Emmi schlug sich mit der Hand vor die Stirn und verdrehte die Augen. Sie hoffte wohl, dass das jetzt keiner gehört hatte, weil sonst wären wir wohl in ziemlicher Erklärungsnot.
„Hast du eigentlich immer grüne Haare?", fragte ich und runzelte die Stirn. Tauriels Haare waren vom Ansatz bis zu den Spitzen hin dunkelgrün und plötzlich hatte sie sogar eine Schweinchennase. Ich brach in Gelächter aus und beobachtete mit Tränen in den Augen, wie sie sich immer weiter veränderte, bis sie aussah wie...naja, wie eigentlich? Ihre Haare waren grün, ihre Nase war der eines Schweines sehr ähnlich und ich war mir sicher, dass sie einen Ringelschwanz hatte. Außerdem war sie geschrumpft und dicker geworden. Sie sah aus wie Madame Mim, aus „Die Hexe und der Zauberer".

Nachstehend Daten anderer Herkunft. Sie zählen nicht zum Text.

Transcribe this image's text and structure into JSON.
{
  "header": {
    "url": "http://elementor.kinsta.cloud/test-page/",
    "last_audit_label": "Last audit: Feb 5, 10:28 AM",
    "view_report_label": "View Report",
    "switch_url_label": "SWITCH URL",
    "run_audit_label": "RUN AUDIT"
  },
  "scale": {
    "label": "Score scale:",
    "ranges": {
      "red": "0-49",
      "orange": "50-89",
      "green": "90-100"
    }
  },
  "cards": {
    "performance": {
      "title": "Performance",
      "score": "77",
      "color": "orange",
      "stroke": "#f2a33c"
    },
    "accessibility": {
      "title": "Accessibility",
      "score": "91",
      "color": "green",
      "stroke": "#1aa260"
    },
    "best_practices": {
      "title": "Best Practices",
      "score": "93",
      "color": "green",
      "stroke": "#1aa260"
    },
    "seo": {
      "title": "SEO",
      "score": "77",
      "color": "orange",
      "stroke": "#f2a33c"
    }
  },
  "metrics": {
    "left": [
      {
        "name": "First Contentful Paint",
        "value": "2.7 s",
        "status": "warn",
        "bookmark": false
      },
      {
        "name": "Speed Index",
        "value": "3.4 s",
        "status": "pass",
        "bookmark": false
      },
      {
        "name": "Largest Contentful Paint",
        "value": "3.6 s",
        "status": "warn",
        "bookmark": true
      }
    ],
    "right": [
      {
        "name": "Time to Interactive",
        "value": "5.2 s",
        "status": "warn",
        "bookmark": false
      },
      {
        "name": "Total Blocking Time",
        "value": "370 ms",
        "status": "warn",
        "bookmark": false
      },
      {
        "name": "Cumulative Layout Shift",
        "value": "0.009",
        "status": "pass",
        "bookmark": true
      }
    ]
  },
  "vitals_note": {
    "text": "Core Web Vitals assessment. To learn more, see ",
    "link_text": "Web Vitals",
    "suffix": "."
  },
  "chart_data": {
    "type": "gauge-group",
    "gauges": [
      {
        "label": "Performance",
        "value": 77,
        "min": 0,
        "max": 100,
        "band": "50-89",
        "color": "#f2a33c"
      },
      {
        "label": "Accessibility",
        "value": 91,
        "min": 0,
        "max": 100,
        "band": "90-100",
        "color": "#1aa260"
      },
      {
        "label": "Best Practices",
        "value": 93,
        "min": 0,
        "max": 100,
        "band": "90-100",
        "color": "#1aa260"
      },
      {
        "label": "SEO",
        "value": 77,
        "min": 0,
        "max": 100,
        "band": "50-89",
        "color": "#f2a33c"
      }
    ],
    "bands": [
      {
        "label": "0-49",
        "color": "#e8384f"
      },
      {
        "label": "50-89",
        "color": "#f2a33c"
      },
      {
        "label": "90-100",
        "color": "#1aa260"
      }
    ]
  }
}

„Okay, ich denke, sie hat Halluzinationen.", sagte Emmi und schob mich weiter.
„Wir sehen uns dann später, Kili."
„Und lass dich nicht von ihr einwickeln. Sie ist es nicht wert, dein Leben zu opfern. Und du liebst sie überhaupt nicht, du magst sie nur, weil eure Geschichten sich so ähneln und du jemanden suchst, bei dem du dich ausheulen kannst. Hat das was ich gerade gesagt habe, überhaupt einen Sinn gemacht?", plapperte ich munter drauf los.
„Nein! Aber dafür nuschelst du nicht mehr.", sagte Emmi und hielt mir schnell die Hand vor den Mund, damit ich nicht weiter reden konnte.
Wusstet ihr, dass ich es hasste, wenn Leute mir die Hand auf den Mund legten? Ich war kurz davor in Emmis Hand zu beißen, damit sie sie wieder weg nahm, ließ es dann aber doch sein, denn ich hatte schon wieder angefangen zu kichern.
„Wir sollten jetzt gehen. Nicht wahr, Franzi?", sagte Emmi und schob mich hinter die nächste Ecke.
„Gut, jetzt wo wir wissen, wo die Verliese sind, suchen wir den Keller.", sagte Emmi bestimmt und runzelte ihre lilane Stirn. Wieder kicherte ich, denn Emmi sah aus wie eine Aubergine. Sie war lila von Kopf bis Fuß.
„Bitte sag mir, dass du gerade Bilbo mit dem Schlüssel gesehen hast!", stöhnte Emmi und vergrub ihr Gesicht in ihren lila Händen, als ich sagte: „Nein, aber du siehst aus wie ein Alien!"
„Gehen wir weiter.", sagte Emmi und schob sich an mir vorbei.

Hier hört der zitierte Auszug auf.